Warschaus Wahrzeichen, die Nixe, war wiederum am Werke, und ich verfiel ihrem Zauber mit mehr Grund als je zuvor. Polas Liebe, Zärtlichkeit und Charme liehen mir neue Vitalität und Kraft. Ihr Mut hatte mich ein für alle mal aus dem beschämenden envoûtement ihrer Familie erlöst, und ihr danke ich, daß ich die reizvolle Warschauer Atmosphäre in vollen Zügen genießen konnte, zu der eben alles gehörte - Freunde, Theater, Straßen, Cafés und die Menschen mit ihrem Humor! Auch schmeichelte mir, daß man in Warschau und Lodz meine Erfolge im Ausland kannte.

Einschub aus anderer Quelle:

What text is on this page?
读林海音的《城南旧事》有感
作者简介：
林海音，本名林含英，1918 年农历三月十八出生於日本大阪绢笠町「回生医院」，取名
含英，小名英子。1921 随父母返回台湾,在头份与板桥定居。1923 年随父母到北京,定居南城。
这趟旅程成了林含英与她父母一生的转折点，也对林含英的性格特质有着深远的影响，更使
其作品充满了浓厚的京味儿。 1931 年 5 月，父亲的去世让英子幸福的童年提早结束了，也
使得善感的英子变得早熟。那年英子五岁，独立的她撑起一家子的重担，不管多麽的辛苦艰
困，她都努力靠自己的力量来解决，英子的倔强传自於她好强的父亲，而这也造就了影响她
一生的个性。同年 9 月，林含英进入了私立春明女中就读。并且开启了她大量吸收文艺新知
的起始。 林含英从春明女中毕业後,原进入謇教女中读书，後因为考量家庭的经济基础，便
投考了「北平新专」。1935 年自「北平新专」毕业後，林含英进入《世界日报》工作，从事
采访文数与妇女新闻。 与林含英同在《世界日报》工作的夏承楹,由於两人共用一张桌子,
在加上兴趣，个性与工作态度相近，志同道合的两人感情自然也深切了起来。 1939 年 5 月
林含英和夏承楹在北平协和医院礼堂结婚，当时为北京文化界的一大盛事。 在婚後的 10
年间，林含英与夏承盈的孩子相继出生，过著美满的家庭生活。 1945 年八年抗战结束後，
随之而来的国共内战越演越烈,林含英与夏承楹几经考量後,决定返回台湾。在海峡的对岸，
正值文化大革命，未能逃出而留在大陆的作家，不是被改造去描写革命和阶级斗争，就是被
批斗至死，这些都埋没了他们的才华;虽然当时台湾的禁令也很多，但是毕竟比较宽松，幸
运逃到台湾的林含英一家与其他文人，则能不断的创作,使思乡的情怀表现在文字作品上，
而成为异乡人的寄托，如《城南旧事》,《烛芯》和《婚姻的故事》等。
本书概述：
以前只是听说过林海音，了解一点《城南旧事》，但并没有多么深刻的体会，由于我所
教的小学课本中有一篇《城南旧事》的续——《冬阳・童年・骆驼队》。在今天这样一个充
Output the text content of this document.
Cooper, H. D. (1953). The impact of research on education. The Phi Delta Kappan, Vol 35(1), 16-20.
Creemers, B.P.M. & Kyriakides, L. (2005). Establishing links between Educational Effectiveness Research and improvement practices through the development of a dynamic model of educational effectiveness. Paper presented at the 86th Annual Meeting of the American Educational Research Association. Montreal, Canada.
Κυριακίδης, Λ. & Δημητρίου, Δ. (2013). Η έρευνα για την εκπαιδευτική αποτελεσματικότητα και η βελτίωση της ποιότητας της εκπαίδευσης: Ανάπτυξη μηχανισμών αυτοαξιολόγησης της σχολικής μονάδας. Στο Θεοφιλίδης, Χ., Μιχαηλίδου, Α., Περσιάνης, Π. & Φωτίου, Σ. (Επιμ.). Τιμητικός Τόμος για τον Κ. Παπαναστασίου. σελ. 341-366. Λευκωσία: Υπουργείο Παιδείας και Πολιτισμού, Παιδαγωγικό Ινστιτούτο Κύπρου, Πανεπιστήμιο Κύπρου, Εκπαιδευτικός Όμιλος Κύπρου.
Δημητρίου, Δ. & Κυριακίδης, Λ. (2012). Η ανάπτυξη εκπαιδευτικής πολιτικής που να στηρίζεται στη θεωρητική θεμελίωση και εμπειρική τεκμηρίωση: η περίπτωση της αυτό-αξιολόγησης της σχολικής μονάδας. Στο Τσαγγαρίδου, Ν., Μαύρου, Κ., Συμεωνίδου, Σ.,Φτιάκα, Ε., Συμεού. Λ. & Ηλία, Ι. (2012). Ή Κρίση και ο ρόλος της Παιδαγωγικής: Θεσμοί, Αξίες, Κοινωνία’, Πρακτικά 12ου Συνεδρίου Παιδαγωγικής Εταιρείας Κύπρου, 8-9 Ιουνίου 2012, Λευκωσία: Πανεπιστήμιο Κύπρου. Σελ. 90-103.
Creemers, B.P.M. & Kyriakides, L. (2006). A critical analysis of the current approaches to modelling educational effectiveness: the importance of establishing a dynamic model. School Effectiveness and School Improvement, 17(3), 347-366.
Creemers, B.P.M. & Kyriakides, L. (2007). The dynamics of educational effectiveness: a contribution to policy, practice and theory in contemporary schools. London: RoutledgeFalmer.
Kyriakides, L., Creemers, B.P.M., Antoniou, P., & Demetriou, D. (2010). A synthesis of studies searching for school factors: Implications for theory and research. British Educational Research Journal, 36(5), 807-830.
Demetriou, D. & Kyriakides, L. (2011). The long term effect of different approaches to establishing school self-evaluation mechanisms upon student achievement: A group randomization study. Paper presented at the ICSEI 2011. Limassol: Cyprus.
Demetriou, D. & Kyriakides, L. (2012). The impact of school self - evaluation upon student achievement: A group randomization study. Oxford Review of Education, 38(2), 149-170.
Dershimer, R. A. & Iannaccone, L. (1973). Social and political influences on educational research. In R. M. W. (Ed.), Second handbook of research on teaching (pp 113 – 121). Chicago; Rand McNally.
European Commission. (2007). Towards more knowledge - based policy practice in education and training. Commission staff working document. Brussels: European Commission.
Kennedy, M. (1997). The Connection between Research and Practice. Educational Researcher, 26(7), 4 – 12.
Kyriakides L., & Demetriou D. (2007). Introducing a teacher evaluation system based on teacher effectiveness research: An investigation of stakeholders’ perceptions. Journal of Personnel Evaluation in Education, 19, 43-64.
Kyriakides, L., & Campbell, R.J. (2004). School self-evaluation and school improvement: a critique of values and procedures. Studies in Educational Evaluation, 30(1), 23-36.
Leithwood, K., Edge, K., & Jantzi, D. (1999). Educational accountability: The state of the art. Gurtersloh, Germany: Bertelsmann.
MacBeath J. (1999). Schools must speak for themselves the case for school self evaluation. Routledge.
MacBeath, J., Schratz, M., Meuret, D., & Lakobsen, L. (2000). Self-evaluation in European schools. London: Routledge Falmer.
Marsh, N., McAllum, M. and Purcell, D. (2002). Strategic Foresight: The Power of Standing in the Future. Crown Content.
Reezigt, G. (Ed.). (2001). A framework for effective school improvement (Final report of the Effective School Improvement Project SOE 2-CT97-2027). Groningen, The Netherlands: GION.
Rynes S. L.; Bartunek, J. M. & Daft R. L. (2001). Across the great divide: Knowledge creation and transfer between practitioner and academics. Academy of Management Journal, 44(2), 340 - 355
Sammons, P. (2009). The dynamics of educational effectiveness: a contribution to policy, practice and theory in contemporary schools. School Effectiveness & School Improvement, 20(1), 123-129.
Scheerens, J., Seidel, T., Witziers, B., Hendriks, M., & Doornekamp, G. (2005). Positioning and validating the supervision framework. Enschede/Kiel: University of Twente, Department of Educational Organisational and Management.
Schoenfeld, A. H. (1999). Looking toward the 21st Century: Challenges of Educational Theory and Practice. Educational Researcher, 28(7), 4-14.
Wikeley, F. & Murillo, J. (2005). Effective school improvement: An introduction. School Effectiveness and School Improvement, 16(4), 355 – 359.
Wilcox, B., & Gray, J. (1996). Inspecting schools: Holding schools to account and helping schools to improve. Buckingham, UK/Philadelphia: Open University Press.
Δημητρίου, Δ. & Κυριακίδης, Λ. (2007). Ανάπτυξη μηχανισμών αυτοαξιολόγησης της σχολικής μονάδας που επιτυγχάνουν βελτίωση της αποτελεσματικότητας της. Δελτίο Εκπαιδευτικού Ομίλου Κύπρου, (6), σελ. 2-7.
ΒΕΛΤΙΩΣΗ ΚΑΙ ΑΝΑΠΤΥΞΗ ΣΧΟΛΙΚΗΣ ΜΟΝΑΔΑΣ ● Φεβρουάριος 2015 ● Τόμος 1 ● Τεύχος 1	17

Mein Liebesglück mit der Nixe von Warschau nahm allerdings eines Morgens ein jähes Ende. In der Zeitung stand über den Rubinstein-Wettbewerb ein Artikel, der mein Blut in Wallung brachte. Glasunow und die Jury hatten nämlich den Zaren gebeten, die Verordnung, derzufolge russische Juden nicht länger als vierundzwanzig Stunden in der Hauptstadt sein durften, zugunsten der jüdischen Wettbewerbsteilnehmer aufzuheben. Er möge ihnen gnädigst erlauben, für die Dauer des gesamten Wettbewerbs in der Stadt zu bleiben. Der Zar beantwortete dieses Ersuchen nicht, aber Stolypin, der Ministerpräsident, lehnte es schroff und kategorisch ab.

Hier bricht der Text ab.